On Thu, Oct 06, 2005 at 03:42:14PM -0700, Murray Stokely <[EMAIL PROTECTED]> 
was witnessed plotting the following conspiracy:
> On Thu, Oct 06, 2005 at 06:15:41PM -0400, Dan Ponte wrote:
> > One idea is to revert to the old design, which suited people's needs
> > just fine. However, I doubt that will happen.
> 
> Uhm, it didn't suit people's needs just fine.  It was total crap with
> dozens of disorganized links all over the front page and second level
> pages topping 100k as they had just grown larger and larger over time
> and noone had stepped back to look at how bad it all was for someone
> coming to the site for the first time to find any useful information.
> I've had so many people ask 'where did all that new content come from
> about advocacy and such?'.  The answer is it was there before just
> hidden in the complexity.
> 
> This is not the appropriate forum for armchair web design discussions.

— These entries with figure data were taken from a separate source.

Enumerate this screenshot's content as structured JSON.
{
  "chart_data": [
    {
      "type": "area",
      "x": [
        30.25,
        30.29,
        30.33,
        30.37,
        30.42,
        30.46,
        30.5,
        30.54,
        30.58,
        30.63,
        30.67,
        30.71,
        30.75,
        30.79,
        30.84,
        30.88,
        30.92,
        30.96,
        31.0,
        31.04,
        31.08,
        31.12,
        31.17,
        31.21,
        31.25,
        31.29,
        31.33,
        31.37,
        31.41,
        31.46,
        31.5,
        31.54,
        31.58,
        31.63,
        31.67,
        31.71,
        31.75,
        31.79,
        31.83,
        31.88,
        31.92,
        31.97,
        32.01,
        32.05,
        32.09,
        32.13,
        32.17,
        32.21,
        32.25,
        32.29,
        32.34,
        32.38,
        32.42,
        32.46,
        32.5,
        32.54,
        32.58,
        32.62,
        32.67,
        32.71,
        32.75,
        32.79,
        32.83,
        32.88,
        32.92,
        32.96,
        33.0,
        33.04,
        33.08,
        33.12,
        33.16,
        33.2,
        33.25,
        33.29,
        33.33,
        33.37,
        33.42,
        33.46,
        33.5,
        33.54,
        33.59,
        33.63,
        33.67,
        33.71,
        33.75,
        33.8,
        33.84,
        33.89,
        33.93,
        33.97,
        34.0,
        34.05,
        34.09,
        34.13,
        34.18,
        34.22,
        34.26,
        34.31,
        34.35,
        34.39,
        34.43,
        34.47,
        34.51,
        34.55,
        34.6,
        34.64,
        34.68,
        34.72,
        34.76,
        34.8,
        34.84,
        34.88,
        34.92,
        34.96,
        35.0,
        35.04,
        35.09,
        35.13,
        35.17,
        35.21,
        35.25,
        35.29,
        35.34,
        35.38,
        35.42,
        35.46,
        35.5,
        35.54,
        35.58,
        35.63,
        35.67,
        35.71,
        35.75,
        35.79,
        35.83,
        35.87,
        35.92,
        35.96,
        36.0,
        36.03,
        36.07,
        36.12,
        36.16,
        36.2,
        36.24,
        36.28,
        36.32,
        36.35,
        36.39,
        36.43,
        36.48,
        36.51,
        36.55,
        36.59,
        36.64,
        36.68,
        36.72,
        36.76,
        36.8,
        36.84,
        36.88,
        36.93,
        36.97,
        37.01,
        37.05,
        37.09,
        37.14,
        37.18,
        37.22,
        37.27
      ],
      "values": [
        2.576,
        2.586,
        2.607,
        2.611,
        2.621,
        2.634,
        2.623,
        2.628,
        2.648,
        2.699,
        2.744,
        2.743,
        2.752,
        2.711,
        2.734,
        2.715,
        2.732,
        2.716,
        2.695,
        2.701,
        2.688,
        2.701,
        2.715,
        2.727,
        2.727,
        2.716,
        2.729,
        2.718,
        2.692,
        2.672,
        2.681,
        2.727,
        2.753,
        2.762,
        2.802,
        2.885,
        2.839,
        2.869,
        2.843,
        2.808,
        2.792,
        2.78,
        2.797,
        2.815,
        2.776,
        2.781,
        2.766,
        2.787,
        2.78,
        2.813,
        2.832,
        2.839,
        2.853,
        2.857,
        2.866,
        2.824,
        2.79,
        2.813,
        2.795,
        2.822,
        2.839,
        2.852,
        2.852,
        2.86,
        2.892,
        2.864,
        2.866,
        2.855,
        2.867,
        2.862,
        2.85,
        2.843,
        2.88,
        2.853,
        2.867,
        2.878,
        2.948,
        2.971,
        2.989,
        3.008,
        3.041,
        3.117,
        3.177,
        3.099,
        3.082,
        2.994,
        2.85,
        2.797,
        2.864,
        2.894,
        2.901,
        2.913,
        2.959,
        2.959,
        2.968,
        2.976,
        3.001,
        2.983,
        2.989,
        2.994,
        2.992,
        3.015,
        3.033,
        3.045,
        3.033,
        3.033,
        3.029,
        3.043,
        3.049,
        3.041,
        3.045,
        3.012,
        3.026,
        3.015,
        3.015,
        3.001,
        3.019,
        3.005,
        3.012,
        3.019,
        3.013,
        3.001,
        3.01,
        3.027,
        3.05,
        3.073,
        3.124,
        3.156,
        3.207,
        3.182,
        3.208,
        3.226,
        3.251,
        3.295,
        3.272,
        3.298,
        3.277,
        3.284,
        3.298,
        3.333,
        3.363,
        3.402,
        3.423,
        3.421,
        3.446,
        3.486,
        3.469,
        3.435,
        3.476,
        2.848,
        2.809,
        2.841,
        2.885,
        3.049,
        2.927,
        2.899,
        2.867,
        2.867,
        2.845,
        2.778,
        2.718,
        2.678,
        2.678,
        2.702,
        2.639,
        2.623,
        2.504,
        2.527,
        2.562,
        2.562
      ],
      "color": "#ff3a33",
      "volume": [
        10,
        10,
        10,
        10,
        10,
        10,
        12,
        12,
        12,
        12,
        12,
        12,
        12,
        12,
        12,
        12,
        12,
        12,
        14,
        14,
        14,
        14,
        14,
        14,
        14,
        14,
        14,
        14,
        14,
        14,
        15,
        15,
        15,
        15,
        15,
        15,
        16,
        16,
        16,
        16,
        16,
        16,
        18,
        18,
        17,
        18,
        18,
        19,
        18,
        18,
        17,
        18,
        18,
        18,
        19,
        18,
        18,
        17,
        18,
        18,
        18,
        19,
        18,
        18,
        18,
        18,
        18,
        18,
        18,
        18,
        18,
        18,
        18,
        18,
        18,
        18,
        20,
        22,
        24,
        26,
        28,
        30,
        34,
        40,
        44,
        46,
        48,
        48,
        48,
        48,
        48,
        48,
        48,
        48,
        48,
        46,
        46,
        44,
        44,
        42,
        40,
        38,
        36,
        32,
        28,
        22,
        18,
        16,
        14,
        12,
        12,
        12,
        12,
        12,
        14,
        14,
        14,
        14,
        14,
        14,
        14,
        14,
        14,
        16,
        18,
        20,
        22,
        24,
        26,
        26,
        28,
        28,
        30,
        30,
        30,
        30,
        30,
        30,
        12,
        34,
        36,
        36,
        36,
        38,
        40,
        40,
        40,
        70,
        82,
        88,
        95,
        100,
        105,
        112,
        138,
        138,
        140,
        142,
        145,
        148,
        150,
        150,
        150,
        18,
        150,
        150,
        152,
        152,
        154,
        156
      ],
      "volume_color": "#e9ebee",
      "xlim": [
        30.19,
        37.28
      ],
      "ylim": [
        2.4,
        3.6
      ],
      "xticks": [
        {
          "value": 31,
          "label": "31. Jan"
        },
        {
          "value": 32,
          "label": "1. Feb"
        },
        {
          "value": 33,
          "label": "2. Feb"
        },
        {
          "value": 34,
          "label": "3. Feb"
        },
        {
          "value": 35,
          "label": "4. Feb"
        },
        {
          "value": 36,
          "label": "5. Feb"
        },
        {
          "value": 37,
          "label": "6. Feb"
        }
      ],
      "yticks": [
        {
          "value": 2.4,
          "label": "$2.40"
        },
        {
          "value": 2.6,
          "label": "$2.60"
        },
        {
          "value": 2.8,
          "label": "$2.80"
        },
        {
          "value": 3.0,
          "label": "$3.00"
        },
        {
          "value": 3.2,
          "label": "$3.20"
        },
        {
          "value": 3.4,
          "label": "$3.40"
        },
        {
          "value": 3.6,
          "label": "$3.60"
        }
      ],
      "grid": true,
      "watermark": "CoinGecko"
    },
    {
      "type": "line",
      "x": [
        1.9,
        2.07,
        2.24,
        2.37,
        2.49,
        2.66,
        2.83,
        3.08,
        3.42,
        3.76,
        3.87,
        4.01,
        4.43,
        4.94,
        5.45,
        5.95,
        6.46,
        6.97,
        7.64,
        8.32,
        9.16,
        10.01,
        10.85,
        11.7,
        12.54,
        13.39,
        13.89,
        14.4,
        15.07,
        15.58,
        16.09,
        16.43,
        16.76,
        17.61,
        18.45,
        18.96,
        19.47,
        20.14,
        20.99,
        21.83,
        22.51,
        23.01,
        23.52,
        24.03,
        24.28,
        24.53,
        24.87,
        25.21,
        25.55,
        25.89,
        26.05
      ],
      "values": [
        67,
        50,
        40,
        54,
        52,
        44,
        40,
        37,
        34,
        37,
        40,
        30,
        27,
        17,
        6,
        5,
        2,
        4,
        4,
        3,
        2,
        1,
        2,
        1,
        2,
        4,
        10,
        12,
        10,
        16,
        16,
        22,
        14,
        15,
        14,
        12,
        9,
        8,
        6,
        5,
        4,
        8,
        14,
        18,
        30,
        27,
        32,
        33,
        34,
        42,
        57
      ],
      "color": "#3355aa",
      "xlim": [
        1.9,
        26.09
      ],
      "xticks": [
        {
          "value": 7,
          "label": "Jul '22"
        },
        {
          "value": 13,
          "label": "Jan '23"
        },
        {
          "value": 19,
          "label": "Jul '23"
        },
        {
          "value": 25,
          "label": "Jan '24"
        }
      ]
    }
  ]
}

> If you are interested in tweaking the new design then join the -www@
> list.  Better yet, you could have participated in the redesign
> discussions there over the past 6 months.  Patches will be addressed
> first.  Second will be specific suggestions about regressions in
> useability (many have been fixed within hours of being brought up on
> the www@ list).  I doubt you'll find anyone interested in acting on
> any 'I liked it better before' mails.
> 
> Thanks for Kris and others on this list trying to keep things specific
> and constructive.  Let's let this thread die on stable@ and move it to
> www@ where it belongs.
> 
>     - Murray
Admittedly, having some of the more obscure pages come into plain view
is a nice thing. However, I am speaking mostly of the increase in number
of clicks it takes to get to frequently-visited pages. And the new
"look" is another thing I have a few gripes with. I guess the good thing
to do would be to take this up on www, per your suggestion. Ultimately,
the goal is to make things better; I just didn't feel that the current
ways of doing things are the best means to that end.
-Dan
-- 
Dan Ponte
http://www.theamigan.net/
Economists state their GNP growth projections to the nearest tenth of a
percentage point to prove they have a sense of humor.